5×ChIPバッファーiC1 300μlChIP-seqグレードの水1.2 mlで希釈し、1x ChIPバッファーiC1を調製します。希釈したChIPバッファーiC1を氷上に置きます。
   
ビーズを320μlの氷冷1×ChIPバッファーiC1で4回洗浄します。
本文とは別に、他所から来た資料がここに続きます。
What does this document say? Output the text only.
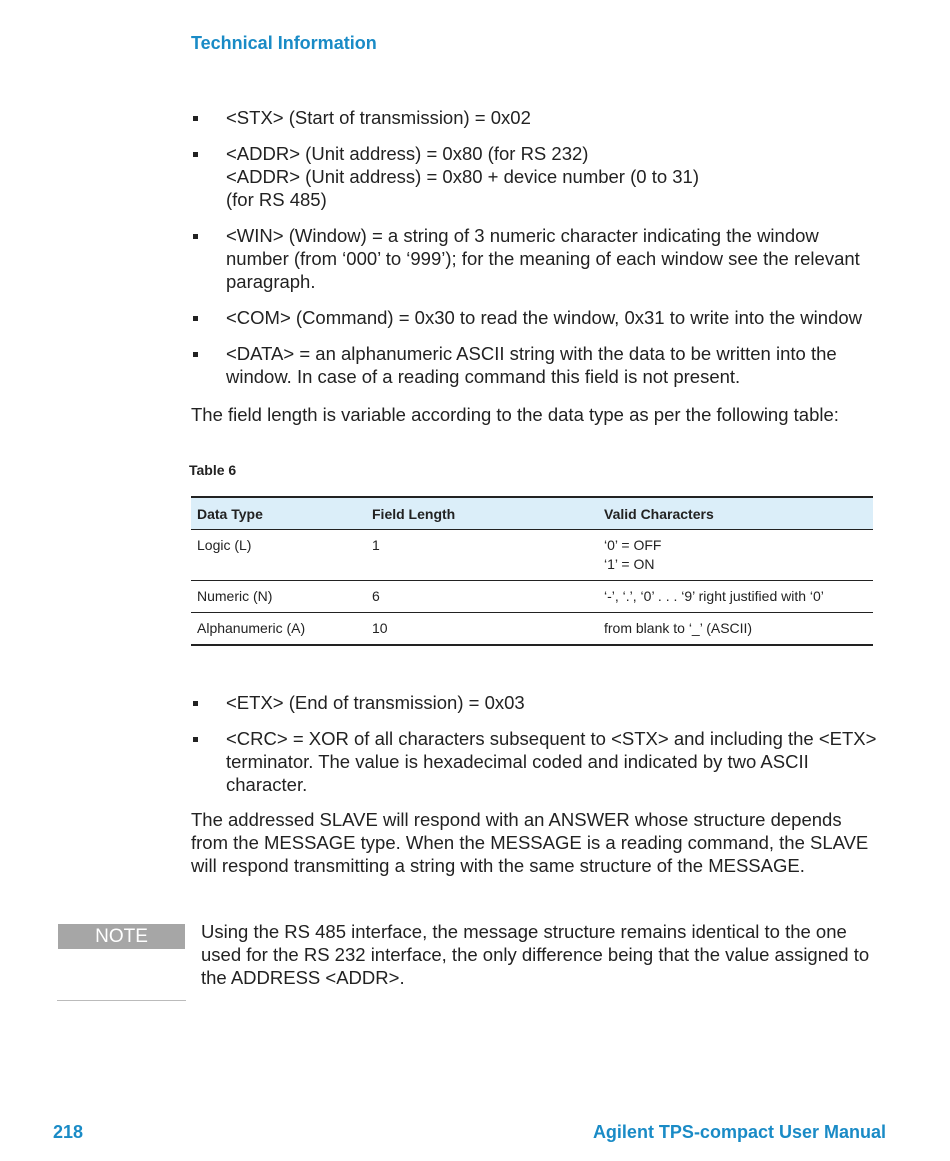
Technical Information
<STX> (Start of transmission) = 0x02
<ADDR> (Unit address) = 0x80 (for RS 232)
<ADDR> (Unit address) = 0x80 + device number (0 to 31)
(for RS 485)
<WIN> (Window) = a string of 3 numeric character indicating the window
number (from ‘000’ to ‘999’); for the meaning of each window see the relevant
paragraph.
<COM> (Command) = 0x30 to read the window, 0x31 to write into the window
<DATA> = an alphanumeric ASCII string with the data to be written into the
window. In case of a reading command this field is not present.
The field length is variable according to the data type as per the following table:
Table 6
Data Type	Field Length	Valid Characters
Logic (L)	1	‘0’ = OFF
‘1’ = ON

Numeric (N)	6	‘-’, ‘.’, ‘0’ . . . ‘9’ right justified with ‘0’

Alphanumeric (A)	10	from blank to ‘_’ (ASCII)
<ETX> (End of transmission) = 0x03
<CRC> = XOR of all characters subsequent to <STX> and including the <ETX>
terminator. The value is hexadecimal coded and indicated by two ASCII
character.
The addressed SLAVE will respond with an ANSWER whose structure depends
from the MESSAGE type. When the MESSAGE is a reading command, the SLAVE
will respond transmitting a string with the same structure of the MESSAGE.
NOTE	Using the RS 485 interface, the message structure remains identical to the one
used for the RS 232 interface, the only difference being that the value assigned to
the ADDRESS <ADDR>.
218	Agilent TPS-compact User Manual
ビーズを洗浄するには、1×ChIPバッファーiC1を加え、数回ピペッティングしてビーズを再懸濁し、チューブをDiaMag 1.5ml磁気ラック(カタログ番号B04000003)にセットします。ビーズを磁石で捕捉するために1分間待ち、上清を除去してください。これをもう3回繰り返します。
   
最後の洗浄後、ビーズに元のビーズ容量の(すなわち20μl)1x ChIPバッファーiC1を加えて再懸濁します。
   
断片化されたクロマチン1μlインプットサンプルとしてステップ4で使用できるように分注しておいてください。
   
1 IPにつき、下記のようにChIP反応ミックスを調製します。免疫沈降反応数に応じた量+小過剰(0.5反応分)を準備します:

・6μlのBSA

・1.5μlの200倍プロテアーゼ阻害剤カクテル

・56μlの5×ChIP緩衝液iC1

・100μlの断片化クロマチン

・20μlのDiaMagプロテインAコーティング磁気ビーズ

・(116.5 μl-x μl)ChIP-seqグレードの水

・ChIP-seqグレード抗体x μlを加える

x – ChIPグレード抗体の量

1 IPあたりのChIP反応混合物の総容量は300μlとします。

注意:1 IPあたりの必要な抗体量は異なります。サプライヤーによる推奨量をチェックするか、抗体の量を変えて滴定曲線を作成してください。IPの陰性対照には1μgのIgG(ネガティブコントロール抗体)を使用します。IPの陽性対照が含まれている場合は、1μgのH3K4meポジティブコントロール抗体を使用してください。必要に応じて、NaBu(終濃度20mM)または他の阻害剤を添加することができます。
   
DiaMag Rotatorで4℃で一晩インキュベートする。
   
以下のように洗浄を行ってください:チューブを軽くスピンダウンし、DiaMag 1.5ml磁気ラック(カタログ番号B04000003)にセットします。そのまま1分間待って上清を除去します。洗浄バッファーiW1 350μlを加えてください:チューブを静かに振とうしてビーズを再懸濁し、DiaMag rotator上で5分間、4℃でインキュベートします。
   
洗浄バッファーiW2、iW3およびiW4を用いて、それぞれ1回ずつ上記の洗浄工程を繰り返してください。